Most good stories start with a fundamental list of ingredients: the initial situation, conflict, complication, climax, suspense, denouement, and conclusion. Great writers sometimes shake up the recipe and add some spice.
Initial Situation
Muriel, "a girl who for a ringing phone dropped exactly nothing" (1.2).
The very start of "Bananafish" is devoted to Muriel Glass, to what she's like and to who she is. Muriel sets the stage for the story's coming conflict.
Conflict
"Seymour may completely lose control of himself" (1.51).
Muriel's mother's concern for her daughter is the clear conflict here, and it's all about Seymour Glass. We find out that he's got some mental troubles, that they have something to do with the war, and that he's a risk to himself and others (especially given "that business with the trees").
Complication
Is Seymour insane or enlightened?
The scene between Seymour and Sybil certainly complicates the opinion of Seymour we formed during the opening scene.
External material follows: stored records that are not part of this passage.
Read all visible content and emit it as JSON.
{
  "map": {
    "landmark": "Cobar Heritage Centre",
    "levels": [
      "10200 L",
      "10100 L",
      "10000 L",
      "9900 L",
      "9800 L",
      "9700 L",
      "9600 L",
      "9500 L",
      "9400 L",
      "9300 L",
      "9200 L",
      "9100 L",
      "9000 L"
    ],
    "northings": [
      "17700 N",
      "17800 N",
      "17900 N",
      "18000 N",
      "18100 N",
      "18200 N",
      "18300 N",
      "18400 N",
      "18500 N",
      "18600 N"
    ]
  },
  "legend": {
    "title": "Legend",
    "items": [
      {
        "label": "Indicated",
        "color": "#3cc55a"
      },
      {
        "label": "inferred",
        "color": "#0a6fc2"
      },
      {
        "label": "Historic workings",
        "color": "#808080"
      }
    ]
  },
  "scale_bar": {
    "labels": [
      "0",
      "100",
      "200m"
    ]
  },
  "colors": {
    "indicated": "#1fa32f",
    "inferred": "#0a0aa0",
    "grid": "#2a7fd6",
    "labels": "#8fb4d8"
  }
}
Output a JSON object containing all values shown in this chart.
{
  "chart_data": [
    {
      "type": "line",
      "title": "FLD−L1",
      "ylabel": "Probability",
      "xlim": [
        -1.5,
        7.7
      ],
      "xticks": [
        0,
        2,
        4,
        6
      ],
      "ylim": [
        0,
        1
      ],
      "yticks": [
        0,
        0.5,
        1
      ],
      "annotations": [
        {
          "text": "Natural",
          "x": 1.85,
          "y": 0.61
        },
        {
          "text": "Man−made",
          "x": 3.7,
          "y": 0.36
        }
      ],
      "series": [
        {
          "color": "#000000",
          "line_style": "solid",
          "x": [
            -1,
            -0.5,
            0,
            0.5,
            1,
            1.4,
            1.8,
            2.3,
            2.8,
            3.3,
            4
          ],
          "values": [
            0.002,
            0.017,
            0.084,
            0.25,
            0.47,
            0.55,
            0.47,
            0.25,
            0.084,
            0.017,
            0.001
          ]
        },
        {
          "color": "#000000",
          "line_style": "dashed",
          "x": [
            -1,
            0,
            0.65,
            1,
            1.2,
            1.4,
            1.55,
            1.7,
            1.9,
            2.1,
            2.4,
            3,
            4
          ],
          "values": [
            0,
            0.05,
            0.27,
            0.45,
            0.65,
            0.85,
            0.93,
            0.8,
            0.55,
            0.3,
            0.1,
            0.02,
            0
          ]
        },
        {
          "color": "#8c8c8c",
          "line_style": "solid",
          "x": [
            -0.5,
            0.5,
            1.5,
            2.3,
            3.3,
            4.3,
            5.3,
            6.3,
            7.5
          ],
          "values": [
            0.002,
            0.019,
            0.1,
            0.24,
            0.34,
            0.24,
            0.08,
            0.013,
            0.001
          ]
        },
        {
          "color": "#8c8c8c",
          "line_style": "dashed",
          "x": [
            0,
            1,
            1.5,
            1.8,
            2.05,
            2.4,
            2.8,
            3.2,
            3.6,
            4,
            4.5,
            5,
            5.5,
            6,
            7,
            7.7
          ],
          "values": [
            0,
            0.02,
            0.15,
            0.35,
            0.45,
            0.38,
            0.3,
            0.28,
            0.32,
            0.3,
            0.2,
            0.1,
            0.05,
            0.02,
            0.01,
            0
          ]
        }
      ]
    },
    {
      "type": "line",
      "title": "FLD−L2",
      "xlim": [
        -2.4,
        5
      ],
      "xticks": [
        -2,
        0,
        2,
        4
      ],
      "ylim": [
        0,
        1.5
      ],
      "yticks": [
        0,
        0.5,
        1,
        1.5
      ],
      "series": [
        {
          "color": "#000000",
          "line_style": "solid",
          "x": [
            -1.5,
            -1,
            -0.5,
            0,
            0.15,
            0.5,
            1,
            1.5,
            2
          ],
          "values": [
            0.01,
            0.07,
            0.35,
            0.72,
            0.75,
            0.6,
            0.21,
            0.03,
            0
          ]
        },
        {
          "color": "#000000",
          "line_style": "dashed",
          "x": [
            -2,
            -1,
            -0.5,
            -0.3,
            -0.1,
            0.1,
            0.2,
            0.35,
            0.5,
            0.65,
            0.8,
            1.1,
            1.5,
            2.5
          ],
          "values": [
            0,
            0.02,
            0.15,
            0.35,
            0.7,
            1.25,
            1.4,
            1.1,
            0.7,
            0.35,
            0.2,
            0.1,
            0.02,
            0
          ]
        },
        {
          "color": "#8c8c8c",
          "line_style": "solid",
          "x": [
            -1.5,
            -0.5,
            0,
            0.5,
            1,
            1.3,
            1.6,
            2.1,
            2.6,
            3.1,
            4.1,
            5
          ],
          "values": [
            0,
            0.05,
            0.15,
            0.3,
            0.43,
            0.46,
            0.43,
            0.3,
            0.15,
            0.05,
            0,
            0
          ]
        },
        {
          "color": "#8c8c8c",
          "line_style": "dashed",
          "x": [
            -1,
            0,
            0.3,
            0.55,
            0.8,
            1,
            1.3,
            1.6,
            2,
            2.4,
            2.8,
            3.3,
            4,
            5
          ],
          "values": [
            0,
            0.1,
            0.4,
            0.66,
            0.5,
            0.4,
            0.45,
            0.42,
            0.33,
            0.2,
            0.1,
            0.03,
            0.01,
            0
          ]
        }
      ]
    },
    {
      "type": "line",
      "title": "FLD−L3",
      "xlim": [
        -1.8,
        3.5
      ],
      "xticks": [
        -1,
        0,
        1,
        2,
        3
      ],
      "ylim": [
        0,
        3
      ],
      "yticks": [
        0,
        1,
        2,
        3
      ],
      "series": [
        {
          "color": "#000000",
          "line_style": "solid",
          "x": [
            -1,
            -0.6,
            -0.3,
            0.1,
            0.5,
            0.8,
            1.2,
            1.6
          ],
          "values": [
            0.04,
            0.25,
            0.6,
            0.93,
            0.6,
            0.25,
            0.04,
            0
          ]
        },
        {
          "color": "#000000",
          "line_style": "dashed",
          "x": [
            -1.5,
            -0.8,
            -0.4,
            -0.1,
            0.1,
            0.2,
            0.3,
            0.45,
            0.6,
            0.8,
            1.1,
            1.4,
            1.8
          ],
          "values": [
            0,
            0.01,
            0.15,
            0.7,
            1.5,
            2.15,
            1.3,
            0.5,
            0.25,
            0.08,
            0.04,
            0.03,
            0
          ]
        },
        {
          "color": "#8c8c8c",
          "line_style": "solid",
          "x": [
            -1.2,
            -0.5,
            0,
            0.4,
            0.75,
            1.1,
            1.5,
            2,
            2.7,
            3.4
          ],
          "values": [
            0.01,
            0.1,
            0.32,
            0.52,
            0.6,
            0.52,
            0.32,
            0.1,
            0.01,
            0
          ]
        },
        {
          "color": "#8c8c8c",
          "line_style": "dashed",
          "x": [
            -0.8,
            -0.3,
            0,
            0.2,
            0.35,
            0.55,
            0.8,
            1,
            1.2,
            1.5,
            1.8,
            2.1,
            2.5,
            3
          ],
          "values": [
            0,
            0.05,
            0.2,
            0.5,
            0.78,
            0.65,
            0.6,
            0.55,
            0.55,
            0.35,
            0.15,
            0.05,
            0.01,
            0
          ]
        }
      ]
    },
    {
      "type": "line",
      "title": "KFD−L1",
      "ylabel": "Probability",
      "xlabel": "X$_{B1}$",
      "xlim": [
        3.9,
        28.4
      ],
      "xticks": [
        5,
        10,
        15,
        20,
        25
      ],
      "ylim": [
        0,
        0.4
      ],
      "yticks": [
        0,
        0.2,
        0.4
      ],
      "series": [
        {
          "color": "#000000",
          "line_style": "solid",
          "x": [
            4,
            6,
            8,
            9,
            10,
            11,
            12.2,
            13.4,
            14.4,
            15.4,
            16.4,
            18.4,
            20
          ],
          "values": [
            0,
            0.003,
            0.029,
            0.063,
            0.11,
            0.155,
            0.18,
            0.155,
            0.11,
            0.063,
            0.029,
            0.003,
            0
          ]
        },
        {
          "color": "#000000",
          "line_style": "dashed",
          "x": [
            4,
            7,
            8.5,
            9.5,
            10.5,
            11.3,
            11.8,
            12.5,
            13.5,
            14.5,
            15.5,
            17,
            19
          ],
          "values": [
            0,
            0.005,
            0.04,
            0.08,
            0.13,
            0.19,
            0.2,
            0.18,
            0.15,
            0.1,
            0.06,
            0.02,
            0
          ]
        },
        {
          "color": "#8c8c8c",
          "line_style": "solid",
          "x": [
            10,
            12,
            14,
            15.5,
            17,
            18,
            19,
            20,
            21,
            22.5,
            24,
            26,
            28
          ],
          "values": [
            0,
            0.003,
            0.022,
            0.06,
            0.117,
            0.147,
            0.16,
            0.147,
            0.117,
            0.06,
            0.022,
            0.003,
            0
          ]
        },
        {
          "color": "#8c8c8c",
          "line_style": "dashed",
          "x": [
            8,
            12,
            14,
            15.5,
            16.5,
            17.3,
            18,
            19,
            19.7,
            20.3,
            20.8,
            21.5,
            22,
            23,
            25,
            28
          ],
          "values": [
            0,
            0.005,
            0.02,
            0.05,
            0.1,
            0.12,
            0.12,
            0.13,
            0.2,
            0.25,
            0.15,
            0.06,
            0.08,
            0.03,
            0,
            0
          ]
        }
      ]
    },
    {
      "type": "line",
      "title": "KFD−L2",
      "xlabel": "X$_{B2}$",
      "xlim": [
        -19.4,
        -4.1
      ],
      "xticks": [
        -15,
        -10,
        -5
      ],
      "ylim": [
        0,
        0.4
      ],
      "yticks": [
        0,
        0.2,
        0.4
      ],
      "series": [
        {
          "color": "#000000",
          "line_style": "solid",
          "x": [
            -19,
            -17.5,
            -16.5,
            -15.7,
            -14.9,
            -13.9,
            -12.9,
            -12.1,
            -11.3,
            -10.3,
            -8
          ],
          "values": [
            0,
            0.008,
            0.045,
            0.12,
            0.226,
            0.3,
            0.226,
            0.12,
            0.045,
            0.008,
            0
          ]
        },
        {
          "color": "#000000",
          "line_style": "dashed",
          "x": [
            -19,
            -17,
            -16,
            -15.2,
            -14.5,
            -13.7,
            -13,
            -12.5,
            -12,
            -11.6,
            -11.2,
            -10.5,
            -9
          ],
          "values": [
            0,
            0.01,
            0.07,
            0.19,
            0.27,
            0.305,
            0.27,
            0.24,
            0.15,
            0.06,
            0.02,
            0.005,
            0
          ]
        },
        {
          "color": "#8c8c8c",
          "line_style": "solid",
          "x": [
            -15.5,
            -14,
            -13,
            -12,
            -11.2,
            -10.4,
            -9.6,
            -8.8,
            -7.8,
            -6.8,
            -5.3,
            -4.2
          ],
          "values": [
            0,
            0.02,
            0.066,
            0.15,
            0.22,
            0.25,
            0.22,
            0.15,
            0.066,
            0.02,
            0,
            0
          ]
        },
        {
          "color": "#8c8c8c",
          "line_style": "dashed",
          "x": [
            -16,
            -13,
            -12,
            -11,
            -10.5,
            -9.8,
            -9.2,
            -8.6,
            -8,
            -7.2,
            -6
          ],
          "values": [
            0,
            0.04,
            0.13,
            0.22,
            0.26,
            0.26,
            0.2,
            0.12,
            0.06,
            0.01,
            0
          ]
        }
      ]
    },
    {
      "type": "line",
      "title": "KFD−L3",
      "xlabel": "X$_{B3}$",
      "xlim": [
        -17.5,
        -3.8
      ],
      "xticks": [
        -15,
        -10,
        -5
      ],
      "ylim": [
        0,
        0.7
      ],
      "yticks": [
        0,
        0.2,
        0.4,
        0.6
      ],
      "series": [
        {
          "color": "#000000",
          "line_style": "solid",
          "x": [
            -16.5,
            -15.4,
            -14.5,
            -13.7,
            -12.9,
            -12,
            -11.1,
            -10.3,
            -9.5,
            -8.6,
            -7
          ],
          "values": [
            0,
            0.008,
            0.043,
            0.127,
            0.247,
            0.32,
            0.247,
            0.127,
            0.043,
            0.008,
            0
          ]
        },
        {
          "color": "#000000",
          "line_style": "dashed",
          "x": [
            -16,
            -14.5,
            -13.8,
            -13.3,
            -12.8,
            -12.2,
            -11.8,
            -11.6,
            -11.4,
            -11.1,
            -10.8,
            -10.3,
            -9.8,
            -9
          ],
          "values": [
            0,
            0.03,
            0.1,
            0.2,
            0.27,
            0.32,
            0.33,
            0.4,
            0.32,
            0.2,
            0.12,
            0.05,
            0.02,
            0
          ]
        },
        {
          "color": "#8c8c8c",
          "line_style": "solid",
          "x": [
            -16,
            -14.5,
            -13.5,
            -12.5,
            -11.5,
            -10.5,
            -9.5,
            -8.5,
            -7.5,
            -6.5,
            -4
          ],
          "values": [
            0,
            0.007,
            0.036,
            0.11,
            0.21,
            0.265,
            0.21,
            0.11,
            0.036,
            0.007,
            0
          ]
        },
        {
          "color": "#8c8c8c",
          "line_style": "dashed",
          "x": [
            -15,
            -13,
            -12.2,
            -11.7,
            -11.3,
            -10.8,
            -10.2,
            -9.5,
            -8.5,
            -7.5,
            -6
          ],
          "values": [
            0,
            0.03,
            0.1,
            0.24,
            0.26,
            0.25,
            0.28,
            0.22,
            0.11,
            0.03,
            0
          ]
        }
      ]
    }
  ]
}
It seems possible that he is in fact the normal one, while everyone else (Mrs. Carpenter, Muriel, her mother) is insane for focusing themselves on things like fashion and drinks at the neglect of their souls. This has a lot to do with the way you interpret 1) the epigraph and 2) the bananafish symbol.
Climax
Seymour kisses Sybil's foot.
This climax is almost as confusing as the story's conclusion. Does Seymour kiss Sybil with affection? Reverence? Sadness? Desire? This climax is definitely tied into the story's title and major themes (see "What's Up with the Title?"), since Sybil has just claimed to have seen a bananafish.
Suspense
Seymour is in an elevator with another adult.
Seymour has finally left the world of children and for the first time in the story is thrown into contact with another adult. That this takes place in an elevator is rather ingenious – it raises the stakes on the tension. (They're trapped together; there's nowhere for either of them to go.) The reader should at this moment remember everything Muriel's mother said at the start of the text: that Seymour is unstable and might completely lose control of himself.
Denouement
Seymour kills himself.
Unlike most denouements, little is resolved or explained during this falling action. The suspense is resolved in the sense that we no longer wonder what Seymour is going to do, but we also aren't left with any satisfying explanation for his mental illness.
Conclusion
Ambiguous
As we discuss in "What's Up with the Ending?", the ending to "Bananafish" is highly enigmatic. The story has no clear conclusion or, rather, the conclusion is a question (perhaps a kōan, if you've read "What's Up With the Epigraph?"): why does Seymour commit suicide?